Watercress was recently crowned among the “stars of foods” for super-quality and powerful nutrition, and the Centers for Disease Control in America published a report in which it classified 47 fruits and vegetables that contain an amount of 17 nutrients to combat diseases, placing watercress in the first place.
Watercress contains huge amounts of beta-carotene and vitamin K per 100 grams, which are two compounds that maintain the freshness of the skin and its youth. It is also a beauty food, as it is rich in (phenethyl isothiocyanate).
Results of a trial published in the American Journal of Clinical Nutrition indicate that a daily dose of 85 grams of raw watercress (that’s about two cups) can reduce cancer-related DNA damage by 17 percent.

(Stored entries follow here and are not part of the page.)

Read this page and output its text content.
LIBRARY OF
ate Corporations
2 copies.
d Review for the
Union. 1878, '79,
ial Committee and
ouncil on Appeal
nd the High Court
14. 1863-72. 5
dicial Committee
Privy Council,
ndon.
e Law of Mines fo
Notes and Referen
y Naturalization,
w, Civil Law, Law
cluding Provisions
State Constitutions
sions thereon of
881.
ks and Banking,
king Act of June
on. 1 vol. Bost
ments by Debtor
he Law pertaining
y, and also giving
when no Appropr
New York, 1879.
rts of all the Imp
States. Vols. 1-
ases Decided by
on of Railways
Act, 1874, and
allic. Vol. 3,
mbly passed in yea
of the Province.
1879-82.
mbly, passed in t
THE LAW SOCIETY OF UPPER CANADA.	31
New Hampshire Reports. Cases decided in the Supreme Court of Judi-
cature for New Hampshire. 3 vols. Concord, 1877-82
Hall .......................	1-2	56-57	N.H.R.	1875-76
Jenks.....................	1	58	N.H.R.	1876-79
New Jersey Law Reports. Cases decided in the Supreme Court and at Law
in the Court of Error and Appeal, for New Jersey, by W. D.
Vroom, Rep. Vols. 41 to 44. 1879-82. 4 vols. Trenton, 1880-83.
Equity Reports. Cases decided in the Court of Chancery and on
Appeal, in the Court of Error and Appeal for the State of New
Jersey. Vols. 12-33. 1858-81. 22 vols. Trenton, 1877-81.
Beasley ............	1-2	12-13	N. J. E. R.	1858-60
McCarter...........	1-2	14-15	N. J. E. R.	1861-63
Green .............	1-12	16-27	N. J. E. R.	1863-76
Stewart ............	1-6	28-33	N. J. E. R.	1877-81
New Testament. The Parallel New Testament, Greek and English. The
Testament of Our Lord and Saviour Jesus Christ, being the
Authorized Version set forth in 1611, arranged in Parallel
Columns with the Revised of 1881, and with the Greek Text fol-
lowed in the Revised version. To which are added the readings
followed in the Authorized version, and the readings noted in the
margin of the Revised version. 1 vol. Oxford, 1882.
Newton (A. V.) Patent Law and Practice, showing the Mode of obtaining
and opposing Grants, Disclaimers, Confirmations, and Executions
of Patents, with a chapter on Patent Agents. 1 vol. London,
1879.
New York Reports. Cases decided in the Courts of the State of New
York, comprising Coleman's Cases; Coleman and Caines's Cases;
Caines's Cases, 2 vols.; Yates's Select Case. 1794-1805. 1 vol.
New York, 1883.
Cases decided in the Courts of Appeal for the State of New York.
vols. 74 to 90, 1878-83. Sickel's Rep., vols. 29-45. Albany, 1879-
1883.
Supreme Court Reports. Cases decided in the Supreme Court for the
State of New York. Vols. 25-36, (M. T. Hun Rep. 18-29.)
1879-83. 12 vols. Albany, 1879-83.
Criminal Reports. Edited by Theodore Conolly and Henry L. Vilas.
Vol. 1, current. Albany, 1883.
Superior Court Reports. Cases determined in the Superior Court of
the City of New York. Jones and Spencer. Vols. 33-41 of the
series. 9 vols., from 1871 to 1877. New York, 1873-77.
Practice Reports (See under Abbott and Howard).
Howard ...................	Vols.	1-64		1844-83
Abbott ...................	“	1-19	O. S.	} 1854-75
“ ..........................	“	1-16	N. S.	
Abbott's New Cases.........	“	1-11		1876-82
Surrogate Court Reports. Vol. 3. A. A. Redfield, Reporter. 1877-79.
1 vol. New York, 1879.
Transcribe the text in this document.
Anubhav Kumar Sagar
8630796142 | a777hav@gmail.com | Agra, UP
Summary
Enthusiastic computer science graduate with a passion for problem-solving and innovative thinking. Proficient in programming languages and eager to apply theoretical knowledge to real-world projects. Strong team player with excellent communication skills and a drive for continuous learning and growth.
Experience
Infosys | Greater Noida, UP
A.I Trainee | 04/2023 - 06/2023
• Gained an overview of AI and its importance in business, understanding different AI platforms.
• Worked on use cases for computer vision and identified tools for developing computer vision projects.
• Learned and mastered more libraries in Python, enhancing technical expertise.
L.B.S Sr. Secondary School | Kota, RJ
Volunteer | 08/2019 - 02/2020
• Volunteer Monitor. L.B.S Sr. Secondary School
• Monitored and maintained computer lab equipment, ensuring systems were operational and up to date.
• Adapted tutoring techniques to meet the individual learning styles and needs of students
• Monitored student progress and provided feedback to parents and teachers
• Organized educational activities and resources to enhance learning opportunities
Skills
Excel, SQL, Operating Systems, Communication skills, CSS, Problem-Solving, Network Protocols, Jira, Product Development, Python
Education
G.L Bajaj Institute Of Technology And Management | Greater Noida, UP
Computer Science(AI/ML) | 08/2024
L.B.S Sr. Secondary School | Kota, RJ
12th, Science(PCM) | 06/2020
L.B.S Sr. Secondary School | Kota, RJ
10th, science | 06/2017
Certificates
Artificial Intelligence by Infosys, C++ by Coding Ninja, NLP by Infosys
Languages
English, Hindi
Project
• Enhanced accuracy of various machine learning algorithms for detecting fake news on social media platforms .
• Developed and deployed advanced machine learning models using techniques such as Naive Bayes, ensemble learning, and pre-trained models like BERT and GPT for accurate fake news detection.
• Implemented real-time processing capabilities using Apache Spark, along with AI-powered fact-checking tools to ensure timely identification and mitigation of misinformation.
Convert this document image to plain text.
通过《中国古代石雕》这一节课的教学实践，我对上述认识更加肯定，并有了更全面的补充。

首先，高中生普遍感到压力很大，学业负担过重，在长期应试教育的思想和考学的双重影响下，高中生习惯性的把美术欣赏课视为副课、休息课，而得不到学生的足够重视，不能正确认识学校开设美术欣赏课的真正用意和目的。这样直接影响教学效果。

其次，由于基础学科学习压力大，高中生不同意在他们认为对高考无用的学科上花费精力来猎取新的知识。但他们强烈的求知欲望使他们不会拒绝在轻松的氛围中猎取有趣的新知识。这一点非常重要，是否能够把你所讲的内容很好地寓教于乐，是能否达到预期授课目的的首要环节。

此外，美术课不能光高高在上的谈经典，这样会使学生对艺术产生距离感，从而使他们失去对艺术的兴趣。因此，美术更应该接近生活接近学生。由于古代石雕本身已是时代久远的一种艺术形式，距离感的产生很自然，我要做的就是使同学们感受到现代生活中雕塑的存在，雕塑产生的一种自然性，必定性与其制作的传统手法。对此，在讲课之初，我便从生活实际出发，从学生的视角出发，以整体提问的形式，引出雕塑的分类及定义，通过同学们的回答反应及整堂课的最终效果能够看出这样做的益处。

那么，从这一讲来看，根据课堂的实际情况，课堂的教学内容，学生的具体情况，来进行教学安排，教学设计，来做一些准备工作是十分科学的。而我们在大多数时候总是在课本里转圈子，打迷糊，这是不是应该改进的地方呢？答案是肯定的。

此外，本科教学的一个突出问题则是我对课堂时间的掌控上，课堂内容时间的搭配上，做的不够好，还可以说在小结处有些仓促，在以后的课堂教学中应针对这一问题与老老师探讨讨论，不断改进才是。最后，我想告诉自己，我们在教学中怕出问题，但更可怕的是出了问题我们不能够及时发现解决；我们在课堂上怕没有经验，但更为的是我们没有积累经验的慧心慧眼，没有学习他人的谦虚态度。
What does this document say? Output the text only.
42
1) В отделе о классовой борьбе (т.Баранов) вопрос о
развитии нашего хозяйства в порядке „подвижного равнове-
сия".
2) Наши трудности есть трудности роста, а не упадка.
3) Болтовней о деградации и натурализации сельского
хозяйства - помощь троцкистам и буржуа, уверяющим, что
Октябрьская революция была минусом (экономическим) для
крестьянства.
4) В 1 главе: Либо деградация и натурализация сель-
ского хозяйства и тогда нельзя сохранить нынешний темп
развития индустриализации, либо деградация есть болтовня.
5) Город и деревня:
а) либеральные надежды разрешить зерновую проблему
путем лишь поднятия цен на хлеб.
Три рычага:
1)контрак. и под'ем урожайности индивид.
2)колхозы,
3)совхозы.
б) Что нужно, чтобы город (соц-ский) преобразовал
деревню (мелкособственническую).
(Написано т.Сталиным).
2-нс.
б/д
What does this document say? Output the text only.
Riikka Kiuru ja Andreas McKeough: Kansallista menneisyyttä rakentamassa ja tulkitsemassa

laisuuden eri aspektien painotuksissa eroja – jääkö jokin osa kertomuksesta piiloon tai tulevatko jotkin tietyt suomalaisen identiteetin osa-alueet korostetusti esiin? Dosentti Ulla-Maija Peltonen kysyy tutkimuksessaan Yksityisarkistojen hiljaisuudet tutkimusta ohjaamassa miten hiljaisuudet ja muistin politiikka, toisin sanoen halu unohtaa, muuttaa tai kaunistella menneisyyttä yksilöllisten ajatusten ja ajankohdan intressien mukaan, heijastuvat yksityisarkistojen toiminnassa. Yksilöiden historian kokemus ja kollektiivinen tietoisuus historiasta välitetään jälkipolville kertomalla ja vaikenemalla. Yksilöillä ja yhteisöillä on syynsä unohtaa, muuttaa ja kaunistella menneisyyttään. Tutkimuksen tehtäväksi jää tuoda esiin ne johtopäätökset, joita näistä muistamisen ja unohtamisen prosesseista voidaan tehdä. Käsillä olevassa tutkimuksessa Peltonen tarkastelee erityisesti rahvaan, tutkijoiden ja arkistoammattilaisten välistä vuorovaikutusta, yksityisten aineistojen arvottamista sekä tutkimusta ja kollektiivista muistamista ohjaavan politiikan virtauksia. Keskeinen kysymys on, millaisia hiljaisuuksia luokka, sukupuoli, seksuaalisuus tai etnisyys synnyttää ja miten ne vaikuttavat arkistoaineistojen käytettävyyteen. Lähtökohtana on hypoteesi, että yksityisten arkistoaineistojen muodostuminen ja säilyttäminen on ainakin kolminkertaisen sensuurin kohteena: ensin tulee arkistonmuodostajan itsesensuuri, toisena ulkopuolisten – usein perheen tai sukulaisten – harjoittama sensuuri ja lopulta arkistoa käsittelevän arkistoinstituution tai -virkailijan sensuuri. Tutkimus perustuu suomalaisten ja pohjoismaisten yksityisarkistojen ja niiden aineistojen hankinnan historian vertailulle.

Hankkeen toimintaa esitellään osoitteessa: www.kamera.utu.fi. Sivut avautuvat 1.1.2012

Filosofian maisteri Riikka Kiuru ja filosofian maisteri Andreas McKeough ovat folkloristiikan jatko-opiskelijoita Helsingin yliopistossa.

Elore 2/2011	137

An apple a day keeps the doctor away. These words are only true with peels. Research indicates the presence of polyphenols in apple peels, which are indigestible compounds that can do “everything” from promoting the growth of friendly bacteria in the gut that aid in weight loss to reducing weight. Cholesterol.
One study showed that 75 grams of apples (the equivalent of two medium-sized apples) lowered levels of “bad” cholesterol by 23 percent compared to an equivalent serving of prunes, known for their high fiber content.
Experts confirm that tomatoes are especially rich in lycopene, an antioxidant whose benefits, unlike most nutrients in fresh produce, increase after cooking.
Dozens of studies indicate a relationship between regular consumption of lycopene-rich tomatoes and a lower risk of cardiovascular disease, skin damage, and some types of cancer.
One recently published study showed that men who ate more than 10 servings of tomatoes per week had an 18% lower risk of developing prostate cancer.
A second study showed that a diet rich in tomatoes may help protect postmenopausal women from breast cancer by increasing levels of adiponectin, a hormone involved in regulating sugar and fat levels in the blood.